The headaches continue for travelers throughout the country. People trying to fly anywhere are seeing widespread cancellations and delays. Our Candace Hopkins takes us to Hancock International Airport, she spoke with passengers about the hurdles they face, trying to get to their destinations.
SYRACUSE, N.Y.--"I've been checking the flight status like every two hours since yesterday," said Manlius resident Heidi Baldwin.
Anxious passengers arrived at the Syracuse airport Friday unsure of what they would find. In the past two days a storm has brought bad weather up and down the east coast. And air traffic is up with February break getting underway.
"Crazy time to travel, the airline costs almost double when you have to travel this week but the kids had a half day from school, ended up being closed, we were gonna travel early today anyways, trying to beat the rush for tomorrow," said Baldwin.
For Heidi's family that move has paid off, so far. Only a handful of flights at Hancock were canceled or delayed Friday. But the problem is, nearly everyone leaving here was trying to make a connecting flight. And in places like Charlotte, a U.S. Airways hub, most of those flights were already canceled.
"Today is terrible, went to check in, she said I did not have a seat on the plane, I would have to wait to see if someone would volunteer to give up their seat in order for me to get on the flight from here to Charlotte, and then if it's any later than the 30 minutes that it is now, then I can miss my connection to go home," said Alabama resident Leonorda Dysart.
"Last night I found that my flight out of Philadelphia was canceled, so I tried calling the airlines all night long, forget it", said California resident Jack Kalman.
"There's not much I can do about it, and right now it hasn't really effected me yet but I'm very well aware that they could get pushed back to where we don't get our connecting flights in," said South Carolina resident Jerrel Mills.

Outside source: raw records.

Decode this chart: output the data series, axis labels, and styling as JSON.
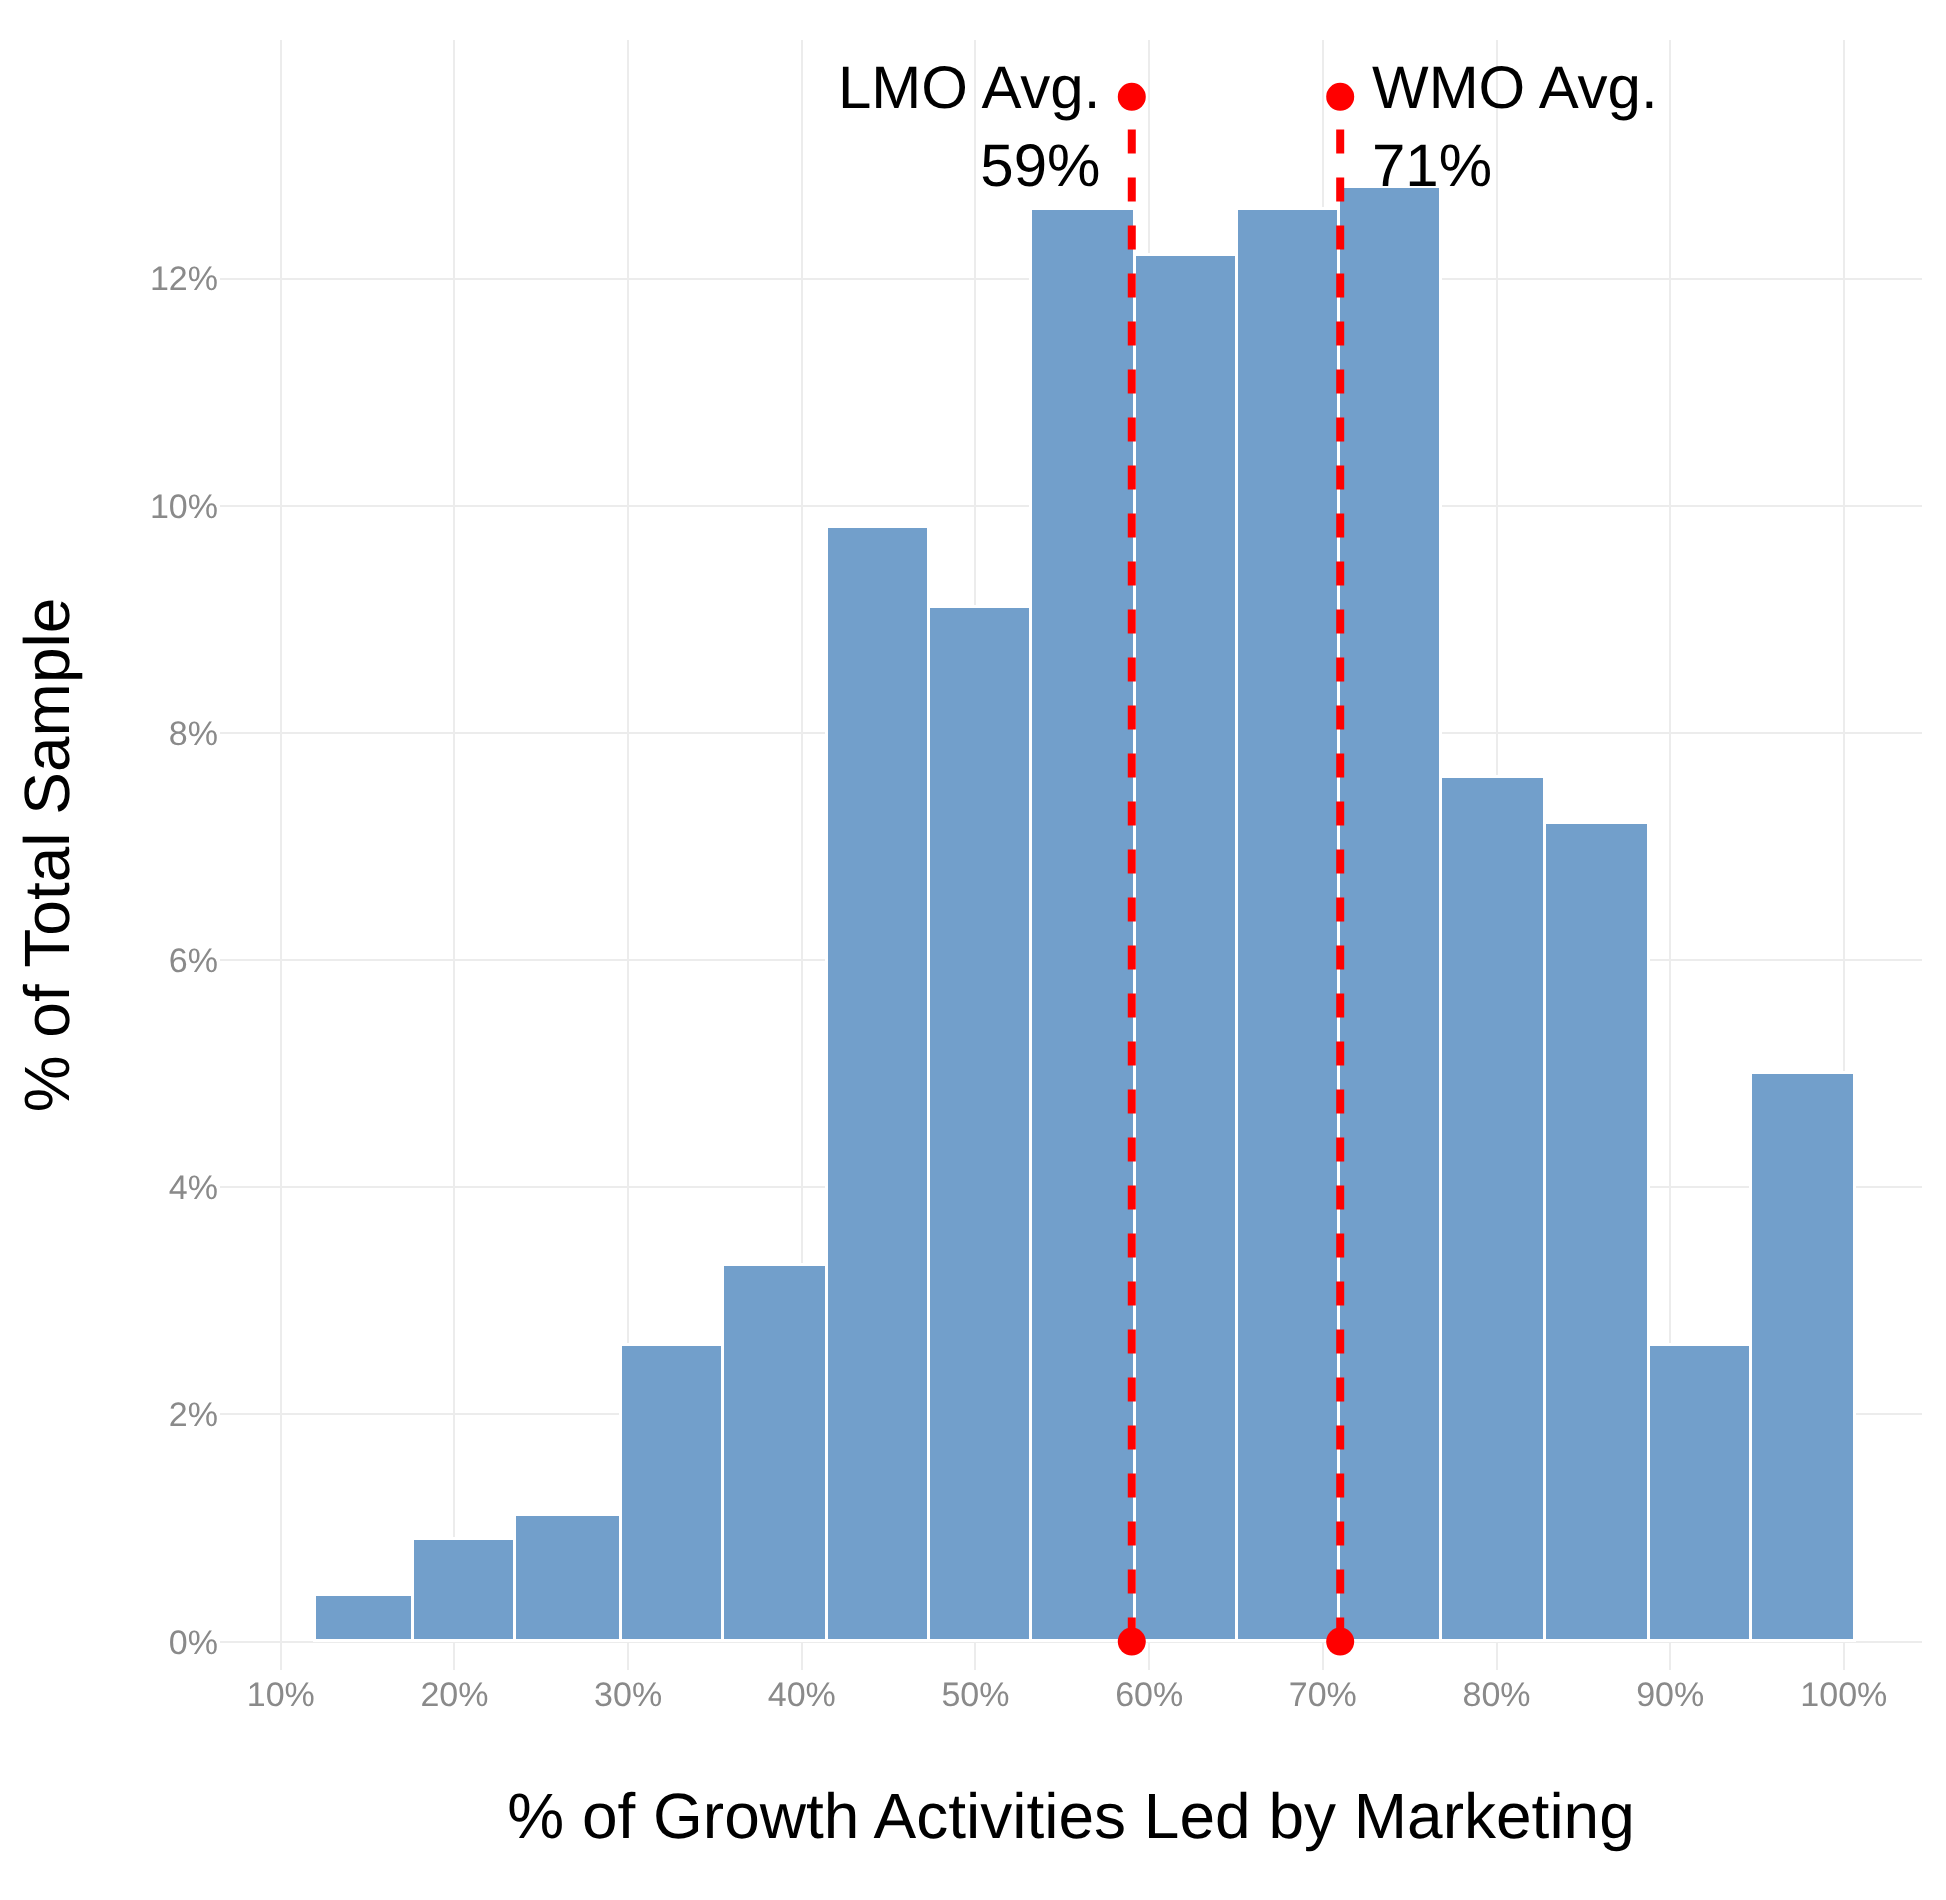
{
  "chart_data": {
    "type": "histogram",
    "xlabel": "% of Growth Activities Led by Marketing",
    "ylabel": "% of Total Sample",
    "bins": [
      12.0,
      17.7,
      23.6,
      29.7,
      35.5,
      41.5,
      47.4,
      53.3,
      59.2,
      65.1,
      71.0,
      76.9,
      82.9,
      88.8,
      94.7,
      100.7
    ],
    "values": [
      0.4,
      0.9,
      1.1,
      2.6,
      3.3,
      9.8,
      9.1,
      12.6,
      12.2,
      12.6,
      12.8,
      7.6,
      7.2,
      2.6,
      5.0
    ],
    "color": "#729fcb",
    "xlim": [
      6.5,
      104.5
    ],
    "xticks": [
      {
        "value": 10,
        "label": "10%"
      },
      {
        "value": 20,
        "label": "20%"
      },
      {
        "value": 30,
        "label": "30%"
      },
      {
        "value": 40,
        "label": "40%"
      },
      {
        "value": 50,
        "label": "50%"
      },
      {
        "value": 60,
        "label": "60%"
      },
      {
        "value": 70,
        "label": "70%"
      },
      {
        "value": 80,
        "label": "80%"
      },
      {
        "value": 90,
        "label": "90%"
      },
      {
        "value": 100,
        "label": "100%"
      }
    ],
    "ylim": [
      -0.25,
      14.1
    ],
    "yticks": [
      {
        "value": 0,
        "label": "0%"
      },
      {
        "value": 2,
        "label": "2%"
      },
      {
        "value": 4,
        "label": "4%"
      },
      {
        "value": 6,
        "label": "6%"
      },
      {
        "value": 8,
        "label": "8%"
      },
      {
        "value": 10,
        "label": "10%"
      },
      {
        "value": 12,
        "label": "12%"
      }
    ],
    "grid": true,
    "ref_lines": [
      {
        "axis": "x",
        "value": 59,
        "label": "LMO Avg.\n59%",
        "color": "#ff0000",
        "line_style": "dashed"
      },
      {
        "axis": "x",
        "value": 71,
        "label": "WMO Avg.\n71%",
        "color": "#ff0000",
        "line_style": "dashed"
      }
    ]
  }
}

All morning airline employees worked hard to reroute passengers around the problem areas. But many passengers said they didn't see any resolutions, until they actually spoke to someone here face to face.
"The agent, she was fantastic, this U.S. Air agent Vicky, she got me through there finally a flight out of Philadelphia tonight, it was like, a miracle," said Kalman.
And despite a few minor flare ups, most people here were remaining positive.
"You just have to kinda roll with it, and make the best out of whatever happens," added Baldwin.
As always people are reminded to check their flight statuses before leaving home, and travel agents agree if you need to rebook a canceled flight the best thing you can do is come here to the airport and talk to someone in person, they say that's typically more effective than using the internet or trying to call.